Statik] Nowadays, it’s just so tough to make a living doing music, it’s really hard to turn down anything.  I suppose it could happen where we were just really opposed to something in a film, but it hasn’t happened for a while. Vampires are our friends.

S] What’s your opinion on recent findings that people who download pirated music tend to also buy more music than other people? Do you think people should use the internet to “try before they buy” or is this a process that you would like the see stopped entirely?

kaRIN] If that was actually the truth, that it stimulated more music buying, no one would have an issue with downloading music. The fact is right now that the music industry is in a lot of trouble, which is bad news for a lot of artists and people who want new music.
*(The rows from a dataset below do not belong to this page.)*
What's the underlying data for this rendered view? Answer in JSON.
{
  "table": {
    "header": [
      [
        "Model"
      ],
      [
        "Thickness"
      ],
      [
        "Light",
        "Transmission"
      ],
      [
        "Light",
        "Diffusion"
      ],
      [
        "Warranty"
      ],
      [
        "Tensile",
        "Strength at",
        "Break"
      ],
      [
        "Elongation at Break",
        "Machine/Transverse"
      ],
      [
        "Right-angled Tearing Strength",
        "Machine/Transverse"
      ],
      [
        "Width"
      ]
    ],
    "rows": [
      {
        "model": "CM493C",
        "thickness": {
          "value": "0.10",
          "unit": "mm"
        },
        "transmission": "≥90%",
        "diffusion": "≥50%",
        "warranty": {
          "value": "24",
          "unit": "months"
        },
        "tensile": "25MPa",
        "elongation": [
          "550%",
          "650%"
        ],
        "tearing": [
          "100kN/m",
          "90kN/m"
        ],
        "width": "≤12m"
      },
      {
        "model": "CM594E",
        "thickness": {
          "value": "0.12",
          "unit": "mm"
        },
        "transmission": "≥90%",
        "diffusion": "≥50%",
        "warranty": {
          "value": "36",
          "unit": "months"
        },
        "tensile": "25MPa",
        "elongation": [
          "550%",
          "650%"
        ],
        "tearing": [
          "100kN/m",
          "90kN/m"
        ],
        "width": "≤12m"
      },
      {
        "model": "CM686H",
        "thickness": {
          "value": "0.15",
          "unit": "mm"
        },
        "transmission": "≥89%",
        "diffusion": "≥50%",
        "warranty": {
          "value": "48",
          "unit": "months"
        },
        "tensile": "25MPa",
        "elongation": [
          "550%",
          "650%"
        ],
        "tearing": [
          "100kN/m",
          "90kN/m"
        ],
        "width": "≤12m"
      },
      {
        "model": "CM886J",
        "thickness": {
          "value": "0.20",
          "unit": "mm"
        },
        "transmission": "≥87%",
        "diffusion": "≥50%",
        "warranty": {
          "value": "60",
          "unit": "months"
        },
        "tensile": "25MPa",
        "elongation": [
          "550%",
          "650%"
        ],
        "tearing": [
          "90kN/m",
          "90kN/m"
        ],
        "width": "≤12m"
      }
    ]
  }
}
Basically, buying a CD is like donating to the artist so that they can continue to make music. If you like the music, be respectful and give back.

Statik] Yes, I’m afraid I’m not buying that argument. I think it must have been a study funded by The Pirate Bay. I don’t think you can look at the percentage of music sales going down year-after-year as a random fact. Most artists now have previews for a good chunk of songs before you buy, so do that if you want. I just don’t see people downloading something from file-sharing and going…’you know, I only kind of like this album, I’m deleting it from my hard drive’ or, ‘I only like one song on this album, I’m going to delete the rest and then I’m going to go out and only buy the one song that I like, that I already have.’
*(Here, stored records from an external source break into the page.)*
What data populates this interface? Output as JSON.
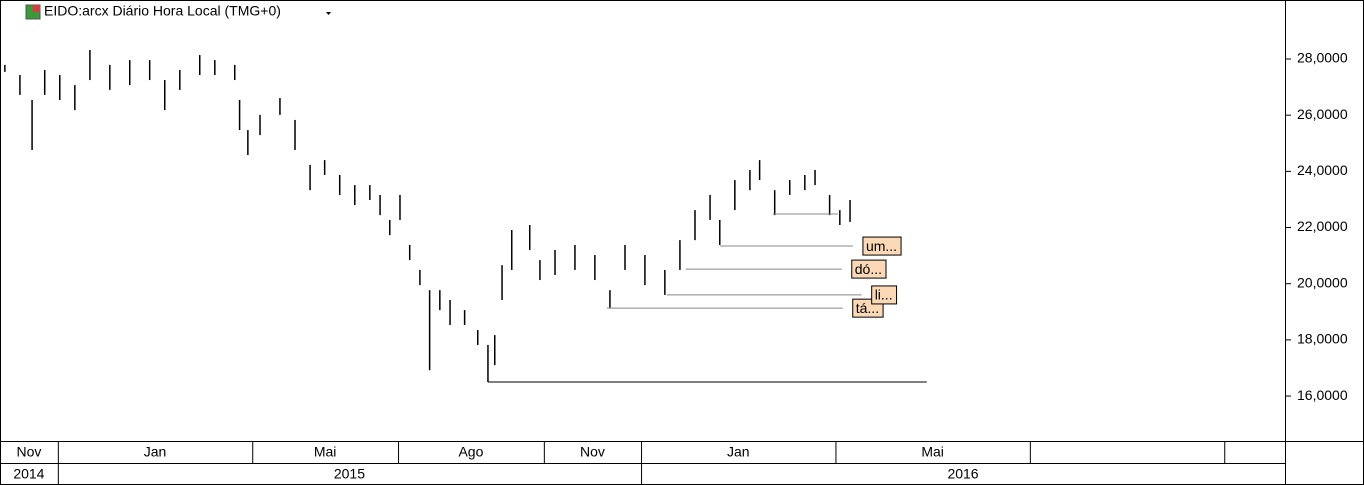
{
  "chart_data": {
    "type": "range-bar",
    "title": "EIDO:arcx Diário Hora Local (TMG+0)",
    "color": "#000000",
    "x": [
      -1.09,
      -0.78,
      -0.53,
      -0.27,
      0.04,
      0.35,
      0.66,
      1.07,
      1.48,
      1.89,
      2.2,
      2.51,
      2.92,
      3.23,
      3.64,
      3.74,
      3.91,
      4.16,
      4.57,
      4.88,
      5.19,
      5.49,
      5.8,
      6.11,
      6.42,
      6.63,
      6.83,
      7.04,
      7.24,
      7.45,
      7.65,
      7.86,
      8.07,
      8.37,
      8.64,
      8.85,
      8.99,
      9.14,
      9.34,
      9.71,
      9.92,
      10.23,
      10.64,
      11.05,
      11.36,
      11.67,
      12.08,
      12.49,
      12.8,
      13.11,
      13.42,
      13.62,
      13.93,
      14.24,
      14.44,
      14.75,
      15.06,
      15.37,
      15.58,
      15.88,
      16.09,
      16.3
    ],
    "high": [
      27.79,
      27.43,
      26.54,
      27.61,
      27.43,
      27.07,
      28.32,
      27.79,
      27.96,
      27.96,
      27.25,
      27.61,
      28.14,
      27.96,
      27.79,
      26.54,
      25.47,
      26.01,
      26.61,
      25.83,
      24.23,
      24.4,
      23.87,
      23.51,
      23.51,
      23.16,
      22.27,
      23.16,
      21.38,
      20.49,
      19.77,
      19.77,
      19.42,
      19.06,
      18.35,
      17.82,
      18.17,
      20.66,
      21.91,
      22.09,
      20.84,
      21.2,
      21.38,
      21.02,
      19.77,
      21.38,
      21.02,
      20.49,
      21.55,
      22.62,
      23.16,
      22.27,
      23.69,
      24.05,
      24.4,
      23.33,
      23.69,
      23.87,
      24.05,
      23.16,
      22.62,
      22.98
    ],
    "low": [
      27.54,
      26.72,
      24.76,
      26.72,
      26.54,
      26.18,
      27.25,
      26.9,
      27.07,
      27.25,
      26.18,
      26.9,
      27.43,
      27.43,
      27.25,
      25.47,
      24.58,
      25.29,
      26.01,
      24.76,
      23.33,
      23.87,
      23.16,
      22.8,
      22.98,
      22.44,
      21.73,
      22.27,
      20.84,
      19.95,
      16.92,
      19.06,
      18.53,
      18.53,
      17.82,
      16.5,
      17.1,
      19.42,
      20.49,
      21.2,
      20.13,
      20.31,
      20.49,
      20.13,
      19.13,
      20.49,
      19.95,
      19.6,
      20.49,
      21.55,
      22.27,
      21.38,
      22.62,
      23.33,
      23.69,
      22.44,
      23.16,
      23.33,
      23.51,
      22.44,
      22.09,
      22.2
    ],
    "levels": [
      {
        "value": 16.5,
        "from": 8.85,
        "to": 17.88
      },
      {
        "value": 19.13,
        "from": 11.3,
        "to": 16.15,
        "label": "tá..."
      },
      {
        "value": 19.6,
        "from": 12.53,
        "to": 16.54,
        "label": "li..."
      },
      {
        "value": 20.52,
        "from": 12.92,
        "to": 16.13,
        "label": "dó..."
      },
      {
        "value": 21.34,
        "from": 13.62,
        "to": 16.36,
        "label": "um..."
      },
      {
        "value": 22.48,
        "from": 14.71,
        "to": 16.05
      }
    ],
    "xlim": [
      -1.19,
      25.25
    ],
    "ylim": [
      14.4,
      30.1
    ],
    "yticks": [
      {
        "value": 16,
        "label": "16,0000"
      },
      {
        "value": 18,
        "label": "18,0000"
      },
      {
        "value": 20,
        "label": "20,0000"
      },
      {
        "value": 22,
        "label": "22,0000"
      },
      {
        "value": 24,
        "label": "24,0000"
      },
      {
        "value": 26,
        "label": "26,0000"
      },
      {
        "value": 28,
        "label": "28,0000"
      }
    ],
    "month_bands": [
      {
        "label": "Nov",
        "from": -2,
        "to": 0
      },
      {
        "label": "Jan",
        "from": 0,
        "to": 4
      },
      {
        "label": "Mai",
        "from": 4,
        "to": 7
      },
      {
        "label": "Ago",
        "from": 7,
        "to": 10
      },
      {
        "label": "Nov",
        "from": 10,
        "to": 12
      },
      {
        "label": "Jan",
        "from": 12,
        "to": 16
      },
      {
        "label": "Mai",
        "from": 16,
        "to": 20
      },
      {
        "label": null,
        "from": 20,
        "to": 24
      },
      {
        "label": null,
        "from": 24,
        "to": 28
      }
    ],
    "year_bands": [
      {
        "label": "2014",
        "from": -2,
        "to": 0
      },
      {
        "label": "2015",
        "from": 0,
        "to": 12
      },
      {
        "label": "2016",
        "from": 12,
        "to": 28
      }
    ]
  }
}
S] Many bands generate extra revenue through touring, and I know you’ve many fans in Europe who’d love to see you perform live. Do you see yourselves ever taking a long enough break from being a “studio band” to grace some stages in this part of the world and expand your fan base?

kaRIN] The possibility is open…it would just have to be the right situation.
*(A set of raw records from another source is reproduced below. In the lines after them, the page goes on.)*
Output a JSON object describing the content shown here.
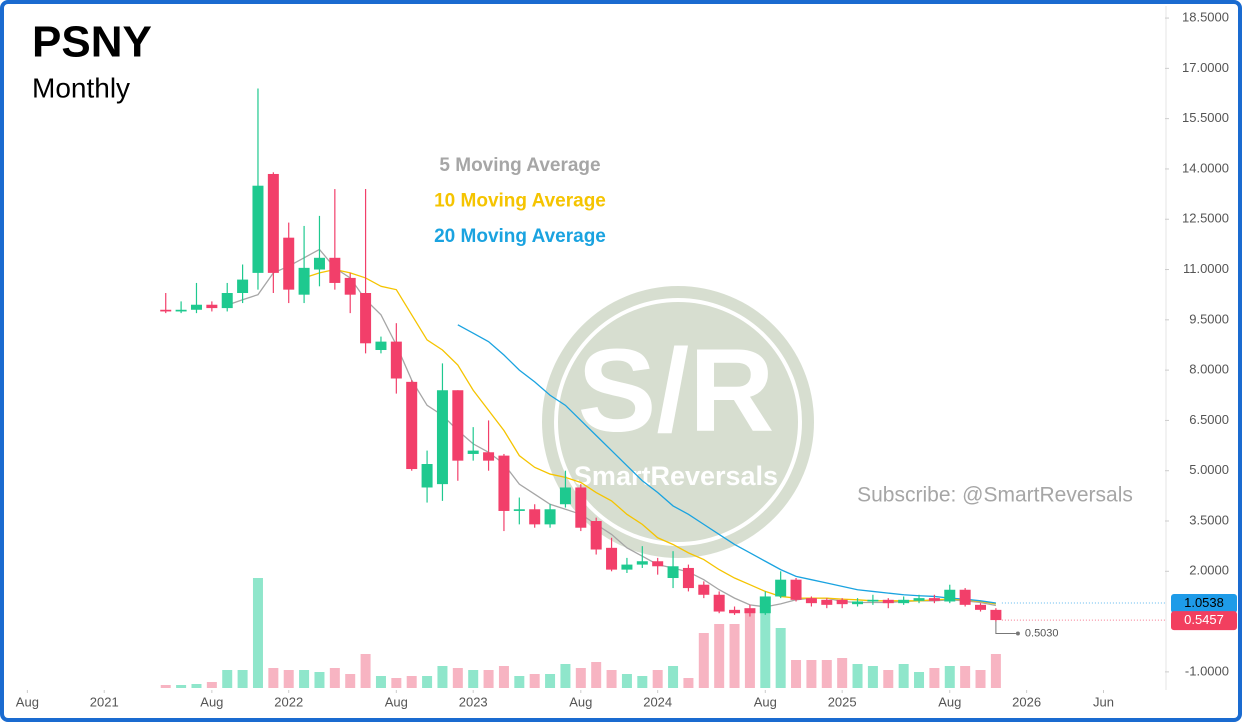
{
  "chart_data": {
    "type": "candlestick",
    "title": "PSNY",
    "subtitle": "Monthly",
    "x": [
      "2021-05",
      "2021-06",
      "2021-07",
      "2021-08",
      "2021-09",
      "2021-10",
      "2021-11",
      "2021-12",
      "2022-01",
      "2022-02",
      "2022-03",
      "2022-04",
      "2022-05",
      "2022-06",
      "2022-07",
      "2022-08",
      "2022-09",
      "2022-10",
      "2022-11",
      "2022-12",
      "2023-01",
      "2023-02",
      "2023-03",
      "2023-04",
      "2023-05",
      "2023-06",
      "2023-07",
      "2023-08",
      "2023-09",
      "2023-10",
      "2023-11",
      "2023-12",
      "2024-01",
      "2024-02",
      "2024-03",
      "2024-04",
      "2024-05",
      "2024-06",
      "2024-07",
      "2024-08",
      "2024-09",
      "2024-10",
      "2024-11",
      "2024-12",
      "2025-01",
      "2025-02",
      "2025-03",
      "2025-04",
      "2025-05",
      "2025-06",
      "2025-07",
      "2025-08",
      "2025-09",
      "2025-10",
      "2025-11"
    ],
    "open": [
      9.8,
      9.75,
      9.8,
      9.95,
      9.85,
      10.3,
      10.9,
      13.85,
      11.95,
      10.25,
      11.0,
      11.35,
      10.75,
      10.3,
      8.6,
      8.85,
      7.65,
      4.5,
      4.6,
      7.4,
      5.5,
      5.55,
      5.45,
      3.8,
      3.85,
      3.4,
      4.0,
      4.5,
      3.5,
      2.7,
      2.05,
      2.2,
      2.3,
      1.8,
      2.1,
      1.6,
      1.3,
      0.85,
      0.9,
      0.75,
      1.25,
      1.75,
      1.2,
      1.15,
      1.15,
      1.02,
      1.1,
      1.15,
      1.05,
      1.12,
      1.2,
      1.1,
      1.45,
      1.0,
      0.85
    ],
    "high": [
      10.3,
      10.05,
      10.6,
      10.05,
      10.6,
      11.15,
      16.4,
      13.9,
      12.4,
      12.3,
      12.6,
      13.4,
      10.9,
      13.4,
      9.0,
      9.4,
      7.7,
      5.6,
      8.2,
      7.4,
      6.3,
      6.5,
      5.5,
      4.2,
      4.0,
      4.0,
      5.0,
      4.6,
      3.6,
      3.0,
      2.4,
      2.75,
      2.4,
      2.6,
      2.2,
      1.7,
      1.4,
      0.95,
      1.0,
      1.4,
      2.0,
      1.8,
      1.25,
      1.2,
      1.2,
      1.2,
      1.3,
      1.2,
      1.25,
      1.3,
      1.3,
      1.6,
      1.5,
      1.05,
      0.9
    ],
    "low": [
      9.7,
      9.7,
      9.7,
      9.75,
      9.75,
      10.0,
      10.4,
      10.3,
      10.0,
      10.0,
      10.5,
      10.4,
      9.7,
      8.5,
      8.5,
      7.3,
      5.0,
      4.05,
      4.1,
      4.7,
      5.3,
      5.0,
      3.2,
      3.4,
      3.3,
      3.3,
      3.9,
      3.2,
      2.5,
      2.0,
      1.95,
      2.1,
      1.9,
      1.5,
      1.4,
      1.2,
      0.75,
      0.7,
      0.65,
      0.7,
      1.2,
      1.1,
      0.95,
      0.9,
      0.9,
      0.95,
      1.0,
      0.9,
      1.0,
      1.05,
      1.05,
      1.05,
      0.95,
      0.8,
      0.503
    ],
    "close": [
      9.75,
      9.8,
      9.95,
      9.85,
      10.3,
      10.7,
      13.5,
      10.9,
      10.4,
      11.05,
      11.35,
      10.6,
      10.25,
      8.8,
      8.85,
      7.75,
      5.05,
      5.2,
      7.4,
      5.3,
      5.6,
      5.3,
      3.8,
      3.85,
      3.4,
      3.85,
      4.5,
      3.3,
      2.65,
      2.05,
      2.2,
      2.3,
      2.15,
      2.15,
      1.5,
      1.3,
      0.8,
      0.75,
      0.75,
      1.25,
      1.75,
      1.15,
      1.05,
      1.0,
      1.02,
      1.1,
      1.15,
      1.05,
      1.15,
      1.2,
      1.12,
      1.45,
      1.0,
      0.85,
      0.5457
    ],
    "volume": [
      3,
      3,
      4,
      6,
      18,
      18,
      110,
      20,
      18,
      18,
      16,
      20,
      14,
      34,
      12,
      10,
      12,
      12,
      22,
      20,
      18,
      18,
      22,
      12,
      14,
      14,
      24,
      20,
      26,
      18,
      14,
      12,
      18,
      22,
      10,
      55,
      64,
      64,
      78,
      90,
      60,
      28,
      28,
      28,
      30,
      24,
      22,
      18,
      24,
      16,
      20,
      22,
      22,
      18,
      34
    ],
    "up_color": "#1ec98f",
    "down_color": "#f23f6a",
    "volume_up_color": "#8fe6cb",
    "volume_down_color": "#f7b4c2",
    "series": [
      {
        "name": "5 Moving Average",
        "color": "#a6a6a6",
        "values": [
          null,
          null,
          null,
          null,
          9.94,
          10.1,
          10.25,
          10.9,
          11.1,
          11.35,
          11.6,
          11.05,
          10.75,
          10.1,
          9.65,
          8.75,
          7.7,
          6.95,
          6.65,
          6.2,
          5.8,
          5.55,
          5.2,
          4.6,
          4.3,
          4.0,
          3.85,
          3.7,
          3.4,
          3.1,
          2.7,
          2.45,
          2.2,
          2.1,
          1.98,
          1.75,
          1.45,
          1.2,
          1.0,
          0.94,
          1.03,
          1.15,
          1.2,
          1.2,
          1.1,
          1.07,
          1.07,
          1.07,
          1.1,
          1.12,
          1.12,
          1.15,
          1.12,
          1.07,
          0.98
        ]
      },
      {
        "name": "10 Moving Average",
        "color": "#f5c400",
        "values": [
          null,
          null,
          null,
          null,
          null,
          null,
          null,
          null,
          null,
          10.75,
          10.9,
          11.0,
          10.9,
          10.75,
          10.5,
          10.4,
          9.65,
          8.9,
          8.6,
          8.15,
          7.4,
          6.8,
          6.2,
          5.45,
          5.1,
          4.9,
          4.8,
          4.65,
          4.35,
          4.1,
          3.7,
          3.4,
          3.0,
          2.8,
          2.55,
          2.35,
          2.05,
          1.8,
          1.6,
          1.4,
          1.25,
          1.2,
          1.2,
          1.2,
          1.17,
          1.15,
          1.12,
          1.12,
          1.12,
          1.12,
          1.15,
          1.17,
          1.15,
          1.1,
          1.03
        ]
      },
      {
        "name": "20 Moving Average",
        "color": "#1aa3e0",
        "values": [
          null,
          null,
          null,
          null,
          null,
          null,
          null,
          null,
          null,
          null,
          null,
          null,
          null,
          null,
          null,
          null,
          null,
          null,
          null,
          9.35,
          9.1,
          8.85,
          8.45,
          8.0,
          7.65,
          7.25,
          6.95,
          6.5,
          6.05,
          5.6,
          5.15,
          4.7,
          4.35,
          3.95,
          3.7,
          3.4,
          3.1,
          2.8,
          2.55,
          2.3,
          2.05,
          1.85,
          1.75,
          1.65,
          1.55,
          1.45,
          1.4,
          1.35,
          1.3,
          1.27,
          1.25,
          1.2,
          1.17,
          1.12,
          1.0538
        ]
      }
    ],
    "price_tags": [
      1.0538,
      0.5457
    ],
    "price_tag_colors": [
      "#1e9be8",
      "#f23f5f"
    ],
    "low_marker": {
      "value": 0.503,
      "label": "0.5030"
    },
    "xlim": [
      "2020-07",
      "2026-10"
    ],
    "xticks": [
      {
        "value": "2020-08",
        "label": "Aug"
      },
      {
        "value": "2021-01",
        "label": "2021"
      },
      {
        "value": "2021-08",
        "label": "Aug"
      },
      {
        "value": "2022-01",
        "label": "2022"
      },
      {
        "value": "2022-08",
        "label": "Aug"
      },
      {
        "value": "2023-01",
        "label": "2023"
      },
      {
        "value": "2023-08",
        "label": "Aug"
      },
      {
        "value": "2024-01",
        "label": "2024"
      },
      {
        "value": "2024-08",
        "label": "Aug"
      },
      {
        "value": "2025-01",
        "label": "2025"
      },
      {
        "value": "2025-08",
        "label": "Aug"
      },
      {
        "value": "2026-01",
        "label": "2026"
      },
      {
        "value": "2026-06",
        "label": "Jun"
      }
    ],
    "ylim": [
      -1.54,
      18.8
    ],
    "yticks": [
      {
        "value": 18.5,
        "label": "18.5000"
      },
      {
        "value": 17,
        "label": "17.0000"
      },
      {
        "value": 15.5,
        "label": "15.5000"
      },
      {
        "value": 14,
        "label": "14.0000"
      },
      {
        "value": 12.5,
        "label": "12.5000"
      },
      {
        "value": 11,
        "label": "11.0000"
      },
      {
        "value": 9.5,
        "label": "9.5000"
      },
      {
        "value": 8,
        "label": "8.0000"
      },
      {
        "value": 6.5,
        "label": "6.5000"
      },
      {
        "value": 5,
        "label": "5.0000"
      },
      {
        "value": 3.5,
        "label": "3.5000"
      },
      {
        "value": 2,
        "label": "2.0000"
      },
      {
        "value": -1,
        "label": "-1.0000"
      }
    ],
    "grid": false,
    "annotation": "Subscribe: @SmartReversals",
    "watermark": {
      "logo": "S/R",
      "name": "SmartReversals"
    }
  }
}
Statik] Many bands use up a lot of time and money to tour in really clubs too. At the end of the day or a year has gone by, and they’ve lost a year of time, in what could have gone into making more music. I’m not saying it’s not possible, but the right situation just hasn’t happened for us. It always seems like it would take too much time, and we’d lose too much money. Keep in mind that it’s not just the touring time, it’s the rehearsing time and the pre-production time. There’s also re-arranging songs for a live venue, in the end it’s all about the time. After we did ‘Like The Hunted‘, we were open to doing more shows and had three different people try to book a U.S. tour for us, and none of them could get it together. I’ve just made up my mind that I won’t book a tour for us. There’s just too many details that I don’t want to deal with like the driving, schedule, club promoters and more. I could go on, but I’ll just stop now.

S] For those of us who’ve never seen you live, we at least have your aforementioned DVD, ‘Like The Hunted’. Do you think you’ll release any more DVDs featuring your new material?

kaRIN] That possibility is also open.

Statik] I think that was a big undertaking too. I think it took me the better part of a year to edit all of the different video, and music.  Again, if we make another DVD, then less music will happen. I won’t say it will not happen though, because I really did like how the whole thing came out.

S] Finally, will there be any more Secret Meeting albums, and do you think we’ll ever see you under yet a different name, doing other collaborations in the future?

kaRIN] We hope for another Secret Meeting but who knows, Dean (Garcia) was so great to work with and is such a talented guy, it was really an honour and a pleasure. I love what came out on The Secret Meeting, it feels like the secret love child on vacation. Both Statik and I are open to different collaborations if the right situations come along. We both have broad musical tastes and like anything good.